In all likelihood, history will treat Obama pretty well.
New York Magazine had a lot of fun this week publishing their “Obama History Project”, a great symposium of various historians debating what President Obama’s historical legacy will look like. It’s a great read but even the historians that got surveyed point out it probably doesn’t mean a whole lot. In fact the piece opens with one historian noting how silly the whole project is due to the fact that historians are notably bad at predicting the future:
“It’s a fool’s errand you’re involved in,” warned Pulitzer Prize-winning historian Gordon Wood when approached recently by this magazine to predict Barack Obama’s historical legacy. “We live in a fog, and historians decades from now will tell their society what was happening in 2014. But we don’t know the future. No one in 1952, for example, could have predicted the reputation of Truman a half-century or so later.”
I couldn’t have put it better myself.
But that doesn’t mean we can’t try to guess how Obama will go down in the history books. Personally I’d side with Jonathan Chait who argues in an accompanying essay that Obama will be treated quite well by future historians. Chait gives the typical argument you expect to here from liberal fans of Obama. That is he lists the long list of consequential policy changes that Obama has overseen and points out how important they have been and will continue to be.
You can love or hate Obamacare as you prefer, but it’s clear that it’s having a huge impact on America, which means historians will likely cite it as a huge success for Obama, even if they disagree with the policy. Likewise I’m not a fan of the policies of Ronald Reagan, but I’d never argue he was a failure. He was actually quite successful at getting what he wanted done.
Two other factors will probably make sure Obama’s legacy only gets better in the post Obama era. First of all he’s young and pretty healthy so ex-President Obama will likely be around for years to help shape his own legacy, the same way Jimmy Carter’s post presidential good works have raised his stature. Likewise Obama is pretty popular with young people meaning that the future historians that were in college and graduate school under Bush or Obama will likely carry a positive impression of Obama (and a negative impression of his predecessor) with them throughout their professional lives. The same way that baby boomers tend to lionize JFK even though he was not a very accomplished president in a lot of ways.

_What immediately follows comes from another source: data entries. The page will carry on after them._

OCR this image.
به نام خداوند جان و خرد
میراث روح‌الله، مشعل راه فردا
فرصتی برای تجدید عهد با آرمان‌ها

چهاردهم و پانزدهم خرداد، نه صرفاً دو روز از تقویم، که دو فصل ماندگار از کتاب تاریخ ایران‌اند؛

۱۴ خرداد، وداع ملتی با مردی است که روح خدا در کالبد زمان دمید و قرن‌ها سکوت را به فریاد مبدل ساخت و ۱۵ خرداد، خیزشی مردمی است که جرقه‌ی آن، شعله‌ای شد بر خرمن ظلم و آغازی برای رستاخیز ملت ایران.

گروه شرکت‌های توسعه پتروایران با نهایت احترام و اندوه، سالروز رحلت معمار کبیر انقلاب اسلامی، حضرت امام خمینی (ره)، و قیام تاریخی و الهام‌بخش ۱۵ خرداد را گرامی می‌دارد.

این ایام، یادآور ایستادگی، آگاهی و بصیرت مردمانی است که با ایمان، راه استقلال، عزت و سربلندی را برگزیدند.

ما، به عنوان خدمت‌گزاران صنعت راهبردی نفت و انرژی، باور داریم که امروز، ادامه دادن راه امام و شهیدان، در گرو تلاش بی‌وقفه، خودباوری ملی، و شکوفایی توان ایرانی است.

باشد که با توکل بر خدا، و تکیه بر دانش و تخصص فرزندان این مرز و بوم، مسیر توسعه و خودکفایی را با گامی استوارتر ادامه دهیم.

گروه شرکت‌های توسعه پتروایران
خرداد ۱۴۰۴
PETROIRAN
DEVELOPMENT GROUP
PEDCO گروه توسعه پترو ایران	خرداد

If there’s one final factor that will impact Obama’s legacy it’s the weakness of many of the critiques of his presidency. They largely consist of a list of bad things, mainly in foreign affairs, that have happened since 2009 that are then blamed on things Obama did or didn’t do. The problem with these sorts of criticisms is they assume that there always was some policy or thing Obama could have done that would have given us the outcome we’d prefer, that is to say they are chock full of magical thinking. Not everything happening in the world is controlled by America and not everything in America is controlled by the president; Barack Obama really isn’t the Green Lantern.
Which doesn’t mean that an effective criticism of Obama’s tenure as president couldn’t be written, one certainly could. It’s just that the president’s detractors haven’t done a good job writing such a critique as of yet.
For example it’s possible that future historians will blame things like rising inequality and decline workforce participation rates on Obama, but far more likely they will recognize these trends as just part of the changing nature of the global economy. After all these realities are happening in developed economies all over the world. Likewise revolution and turmoil in the Middle East probably has more to do with the collapse of the (highly dysfunctional) old order that dominated the region since the end of World War I than anything the president did or didn’t do. A president McCain probably would have fought more wars in the Middle East, but it’s hard to see how he would have magically transformed Egypt (or anywhere else) into a perfect liberal democracy.
The total failure of our military adventure in Iraq is pretty good proof that Americans can’t control everything that happens in other countries.
This doesn’t mean Obama is perfect, every president makes mistakes, but in all likelihood Obama will go down in the history books as a highly successful president who accomplished a great deal during a very trying time. In some ways you can’t ask for a better legacy than that.